If the system is applied, an increase in electricity rates for the third quarter was inevitable. Fuel prices for the span of March to May soared from the previous period, from December last year to February, according to Kepco. The government lowered electricity rates in the first quarter when international fuel prices fell in the preceding months.

The Ministry of Trade, Industry and Energy said that it sought to secure people’s livelihoods by considering a prolonged coronavirus pandemic and high inflation rate, though international fuel prices rose sharply. It has a point. In summer when a large amount of electricity is consumed, and in these tough times of the pandemic, average homes, self-employed people and small businesses cannot but find their electricity bills quite burdensome. The government might have considered the risk of electricity charges stimulating inflation.

However, once the government has formulated a principle, it is right to observe it faithfully. If it continues to flout the principle on this or that pretext, one cannot but ask why it adopted the cost-price interlocking system in the first place. The system is intended to induce rational energy consumption and reduce the financial burden on Kepco.

Moreover, numerous measures conscious of popular opinion poured out from the current administration whenever it is an election season. There is much criticism that the electricity rates might have been frozen in that vein. The second-quarter rates should have reflected higher fuel costs but the government did not raise them, mentioning the burden on working-class people. The government is suspected of having frozen the rates for the second quarter apparently to win votes in the April 7 by-elections.

The ministry said that if fuel costs remain high in the second half of the year, it will consider reflecting cost changes in the electricity rates. But it looks unlikely to keep its word. When presidential campaigns start in earnest in the fourth quarter. it is expected to find it even more difficult to raise electricity charges.

In that case, the delayed economic burden due to the suppression of electricity rates will have to be shouldered by the state-owned energy enterprise after all.

As a matter of fact, Kepco’s already bad financial status is getting worse. This is because the government has been expanding investment in new renewable energy under its policy to phase out nuclear energy.

Electricity generation using costly LNG has increased 16.3 percent since the launch of the current government. This caused Kepco to record net losses of 1.17 trillion won and 2.26 trillion won in 2018 and 2019, respectively.

The total debt owed by Kepco is expected to rise from 108 trillion won in the early days of the Moon Jae-in presidency to more than 159 trillion won in 2024.

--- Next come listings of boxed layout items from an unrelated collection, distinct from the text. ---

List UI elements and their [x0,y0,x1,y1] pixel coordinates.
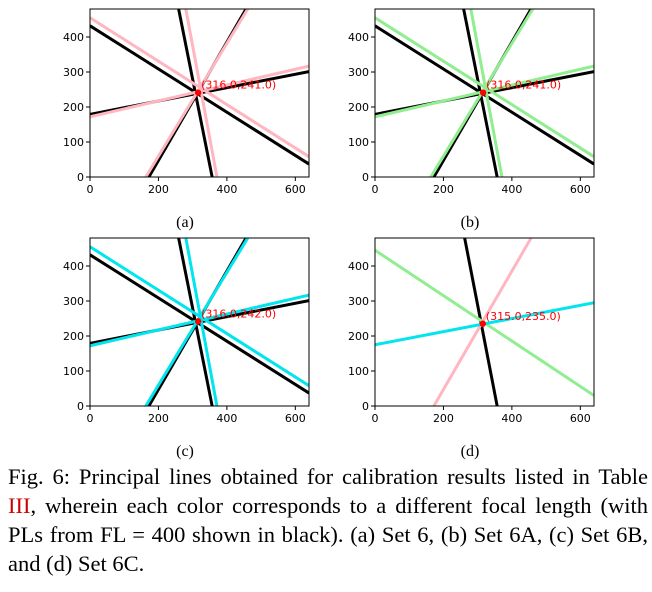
y-tick-label: 0 [362,400,369,413]
x-tick-label: 200 [433,183,454,196]
axes-frame [89,8,310,178]
x-tick-label: 600 [570,183,591,196]
caption-text-1: Fig. 6: Principal lines obtained for cal… [8,464,648,489]
table-reference-link[interactable]: III [8,493,31,518]
y-tick-label: 200 [63,101,84,114]
chart-panel-c: (316.0,242.0) 0 200 400 600 0 100 200 300 400 (c) [63,237,310,460]
x-tick-label: 400 [501,412,522,425]
y-tick-label: 400 [348,260,369,273]
axes-frame [374,237,595,407]
x-tick-label: 600 [285,412,306,425]
x-tick-label: 400 [216,412,237,425]
subfigure-caption: (d) [461,443,480,460]
x-tick-label: 0 [87,412,94,425]
x-tick-label: 200 [148,412,169,425]
principal-lines [90,238,309,406]
x-tick-label: 200 [148,183,169,196]
chart-panel-a: (316.0,241.0) 0 200 400 600 0 100 200 300 400 (a) [63,8,310,231]
y-tick-label: 300 [63,66,84,79]
principal-point-marker [479,320,486,327]
y-tick-label: 0 [77,400,84,413]
y-tick-label: 200 [63,330,84,343]
principal-point-marker [194,318,202,325]
principal-line-1-3 [184,238,219,406]
x-tick-label: 600 [570,412,591,425]
y-tick-label: 400 [63,260,84,273]
principal-line-1-3 [469,9,504,177]
y-tick-label: 100 [63,365,84,378]
y-tick-label: 400 [63,31,84,44]
y-tick-label: 100 [63,136,84,149]
y-tick-label: 0 [77,171,84,184]
subfigure-caption: (a) [176,214,194,231]
y-tick-label: 0 [362,171,369,184]
y-tick-label: 400 [348,31,369,44]
principal-point-label: (316.0,241.0) [486,79,561,92]
y-tick-label: 200 [348,330,369,343]
principal-point-label: (315.0,235.0) [486,310,561,323]
y-tick-label: 200 [348,101,369,114]
principal-point-marker [479,89,487,96]
x-tick-label: 0 [372,183,379,196]
x-tick-label: 600 [285,183,306,196]
principal-point-label: (316.0,241.0) [201,79,276,92]
chart-panel-b: (316.0,241.0) 0 200 400 600 0 100 200 300 400 (b) [348,8,595,231]
y-tick-label: 300 [348,295,369,308]
y-tick-label: 300 [348,66,369,79]
x-tick-label: 0 [372,412,379,425]
x-tick-label: 200 [433,412,454,425]
axes-frame [374,8,595,178]
principal-line-1-3 [184,9,219,177]
chart-panel-d: (315.0,235.0) 0 200 400 600 0 100 200 300 400 (d) [348,237,595,460]
caption-text-2: , wherein each color corresponds to a di… [8,493,648,576]
x-tick-label: 0 [87,183,94,196]
y-tick-label: 100 [348,136,369,149]
y-tick-label: 100 [348,365,369,378]
subfigure-caption: (b) [461,214,480,231]
y-tick-label: 300 [63,295,84,308]
principal-point-label: (316.0,242.0) [201,307,276,320]
subfigure-caption: (c) [176,443,194,460]
axes-frame [89,237,310,407]
figure-panels: (316.0,241.0)0 200 400 6000100200300400(a)(… [63,8,595,460]
figure-caption: Fig. 6: Principal lines obtained for cal… [8,462,648,578]
x-tick-label: 400 [216,183,237,196]
principal-point-marker [194,89,202,96]
x-tick-label: 400 [501,183,522,196]
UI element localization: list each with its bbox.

Its net losses must ultimately be made up with tax revenues. People will eventually receive bills that reflect Kepco’s increased losses. The system linking electricity rates to fuel costs was introduced to prevent this situation, but the government effectively made it useless. This behavior is nothing but an evasion of responsibility, shifting the burden onto future generations. It is desirable to observe a principle once it is made.